Customers could of course purchase a bare chassis in order to have the coachwork handled by an independent coachbuilder. This was fairly normal at the time, but it was never a popular option for the Model T. It was, after all, an expensive option, and this effectively defeated the purpose of buying a Model T in the first place. However, quite a few were modified by mechanically inclined customers for their individual needs. No small number were converted into tractors, and several aftermarket companies emerged specializing in kits for Model T conversion.
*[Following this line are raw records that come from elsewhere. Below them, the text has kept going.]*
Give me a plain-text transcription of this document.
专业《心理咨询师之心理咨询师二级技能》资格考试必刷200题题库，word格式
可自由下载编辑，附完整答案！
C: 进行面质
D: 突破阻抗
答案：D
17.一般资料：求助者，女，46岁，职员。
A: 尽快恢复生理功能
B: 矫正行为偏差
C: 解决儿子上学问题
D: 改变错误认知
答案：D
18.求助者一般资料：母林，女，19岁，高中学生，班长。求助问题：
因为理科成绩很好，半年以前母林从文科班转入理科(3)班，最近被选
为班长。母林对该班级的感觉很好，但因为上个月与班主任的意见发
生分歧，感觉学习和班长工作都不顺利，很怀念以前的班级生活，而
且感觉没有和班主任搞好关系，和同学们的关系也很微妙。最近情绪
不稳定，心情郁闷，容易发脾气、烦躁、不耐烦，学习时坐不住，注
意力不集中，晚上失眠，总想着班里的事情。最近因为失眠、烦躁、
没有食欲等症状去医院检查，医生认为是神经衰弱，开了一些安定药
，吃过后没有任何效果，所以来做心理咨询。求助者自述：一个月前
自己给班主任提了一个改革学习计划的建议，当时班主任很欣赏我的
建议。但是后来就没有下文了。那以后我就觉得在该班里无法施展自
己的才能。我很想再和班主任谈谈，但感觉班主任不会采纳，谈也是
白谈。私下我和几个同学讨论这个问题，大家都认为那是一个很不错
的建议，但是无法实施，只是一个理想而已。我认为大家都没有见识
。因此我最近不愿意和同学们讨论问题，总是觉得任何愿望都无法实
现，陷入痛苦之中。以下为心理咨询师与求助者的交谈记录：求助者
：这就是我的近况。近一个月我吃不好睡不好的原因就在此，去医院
The diverse applications for the car, as well as its relative cheapness made it a market success never again seen in the automotive world. In 1908, Ford built 10,000 units of the Model T and by 1913 it was outselling every other automaker in the world combined. Production would reach 2 million units annually by 1925, and would total more than 15 million in all. By the time Ford had built 10 million units, more than half of the cars in the world were Fords. The Model T's production record wouldn't be broken until 1972 (by the Volkswagen Beetle, unsurprisingly), by which point 15 million units represented a much smaller percentage of the market.
Although the Model T was cheap, it was not the easiest car in the world to drive. Jeremy Clarkson said that driving it was "more complicated than eye surgery", and Dan Neil listed it as one of the 50 worst cars of all time. Neil pointed out that the car's planned cheapness made it "the Yugo of its day". Even John Steinbeck, who actually considered himself a huge fan of the Model T, noted on several occasions that it was an extremely difficult vehicle to just get started. He once even noted that "Two generations of Americans knew more about the Ford coil than the clitoris, about the planetary system of gears than the solar system of stars."
Quite a statement, but at the time, most likely true. When the Model T was finally retired in 1927, it left behind a world which had been radically changed. The automobile was now a thing which had finally effectively made the horse obsolete. Ford had not only introduced the car to the masses, but he taught the world's carmakers the engineering, manufacturing and even hiring techniques needed to stay competitive in the world of mass-market automobiles. The Model T was, quite simply, the most important car of all time.